According to this approach, there are two ways a term or a sentence can be said to apply or to be true at different possible worlds. The first way one can consider what some term applies to in a possible world, is by supposing that that possible world is the actual world. The second way one can consider what some term applies to in a possible world, is by treating the world as a counterfactual world. Jackson calls a term's extension, in the first sense, the term's A-extension; and in the second sense, the term's C-extension. Likewise, the intension of a term in a world considered as actual, is called the A-intension of the term; and the intension of a term in a world considered as counterfactual is called the C-intension of the term. David Chalmers has summarized (or, at least, mentioned someone else's summary) these two ways of thinking about possibilites in the following way: in the first case, one “considers a possibility as actual”, and in the second case, one “considers a possibility as counterfactual“.

To use Jackson's own example, consider the term “water” (we accept Kripke's view that terms like “water” are rigid designators). In a possible world considered as actual, the A-extension of water is whatever substance that plays the “watery role” in that world, be that H20, XYZ or whatever. In a possible world considered as counterfactual, what the term “water” denotes is H20 – its C-extension is only H20 – since “water” is a rigid designator.

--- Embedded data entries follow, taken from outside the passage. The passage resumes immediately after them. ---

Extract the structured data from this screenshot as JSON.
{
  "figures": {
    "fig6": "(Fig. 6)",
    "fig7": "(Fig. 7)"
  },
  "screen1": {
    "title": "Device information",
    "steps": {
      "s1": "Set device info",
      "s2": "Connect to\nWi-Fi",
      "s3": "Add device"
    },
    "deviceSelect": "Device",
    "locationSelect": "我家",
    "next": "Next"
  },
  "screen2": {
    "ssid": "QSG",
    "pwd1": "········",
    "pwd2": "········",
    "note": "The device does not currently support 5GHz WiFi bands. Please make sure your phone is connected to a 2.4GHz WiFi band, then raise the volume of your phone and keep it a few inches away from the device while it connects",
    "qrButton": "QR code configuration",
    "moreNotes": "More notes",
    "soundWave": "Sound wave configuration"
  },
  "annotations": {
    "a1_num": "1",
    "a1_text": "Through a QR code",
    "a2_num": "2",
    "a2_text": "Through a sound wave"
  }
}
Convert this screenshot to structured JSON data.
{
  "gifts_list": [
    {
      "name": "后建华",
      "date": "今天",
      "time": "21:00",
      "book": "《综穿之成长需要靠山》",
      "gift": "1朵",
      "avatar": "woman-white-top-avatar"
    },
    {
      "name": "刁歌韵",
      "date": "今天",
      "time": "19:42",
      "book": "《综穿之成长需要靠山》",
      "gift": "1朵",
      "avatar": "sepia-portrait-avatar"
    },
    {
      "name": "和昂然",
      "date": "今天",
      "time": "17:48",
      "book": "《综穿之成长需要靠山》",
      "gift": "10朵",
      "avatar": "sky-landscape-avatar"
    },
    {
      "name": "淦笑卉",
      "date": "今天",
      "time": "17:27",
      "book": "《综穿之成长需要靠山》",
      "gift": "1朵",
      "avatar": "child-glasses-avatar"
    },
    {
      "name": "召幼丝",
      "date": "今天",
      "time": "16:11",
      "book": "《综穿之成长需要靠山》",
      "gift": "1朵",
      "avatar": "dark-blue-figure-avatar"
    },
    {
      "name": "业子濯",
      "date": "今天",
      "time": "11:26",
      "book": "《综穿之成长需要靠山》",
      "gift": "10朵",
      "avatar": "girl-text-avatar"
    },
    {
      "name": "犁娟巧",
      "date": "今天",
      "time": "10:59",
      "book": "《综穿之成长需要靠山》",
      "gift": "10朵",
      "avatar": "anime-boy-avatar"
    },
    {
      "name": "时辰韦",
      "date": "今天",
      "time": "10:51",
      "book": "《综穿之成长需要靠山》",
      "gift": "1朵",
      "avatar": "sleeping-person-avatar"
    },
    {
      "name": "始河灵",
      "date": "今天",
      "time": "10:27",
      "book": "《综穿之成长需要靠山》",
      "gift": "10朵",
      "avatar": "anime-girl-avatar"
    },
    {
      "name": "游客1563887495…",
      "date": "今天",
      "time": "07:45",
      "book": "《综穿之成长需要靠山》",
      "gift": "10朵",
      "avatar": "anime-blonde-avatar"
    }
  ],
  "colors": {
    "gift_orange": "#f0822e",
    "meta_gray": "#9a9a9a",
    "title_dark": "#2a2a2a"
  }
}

My question is: Suppose w is the actual world, and that the substance that plays the watery role in w is XYZ. Then, of course, the A-extension of "water" in w is XYZ. But what about the C-extension of "water", under the supposition that w is the actual world? Do we take as a premise that w is the actual world, and that "water" in w denotes XYZ, and conclude that in every counterfactual world (that is, every other world than w), "water" denotes XYZ? I have a strong feeling I'm missing something here, but I'm not sure what it is.

2009-09-28
Two-Dimensional Semantics
That sounds right. Maybe the the scientists are wrong. Water isn't H2O, its actually some other substance (lets abbreviate its chemical make up as "XYZ"). Under such a supposition, any substance that is not XYZ does not count as water -- this includes very watery collections of H2O. A moral here is this: in order to make counterfactual assessments one must make antecedent assumptions about actuality. For a discussion of cases like this and the even trickier case of Dry Earth see Korman(2006).


2009-09-28
Two-Dimensional Semantics

For what it is worth, Scott Soames has written extensively on Two-Dimensionalism. He makes a strong case against it. See, in particular, his book: Reference and Description, Princeton University Press, 2005.

2009-11-19
Two-Dimensional Semantics
If w were the actual world, then the term "water" would rigidly designate XYZ.  So yes, when considering counterfactuals with w considered as actual, "water" denotes XYZ.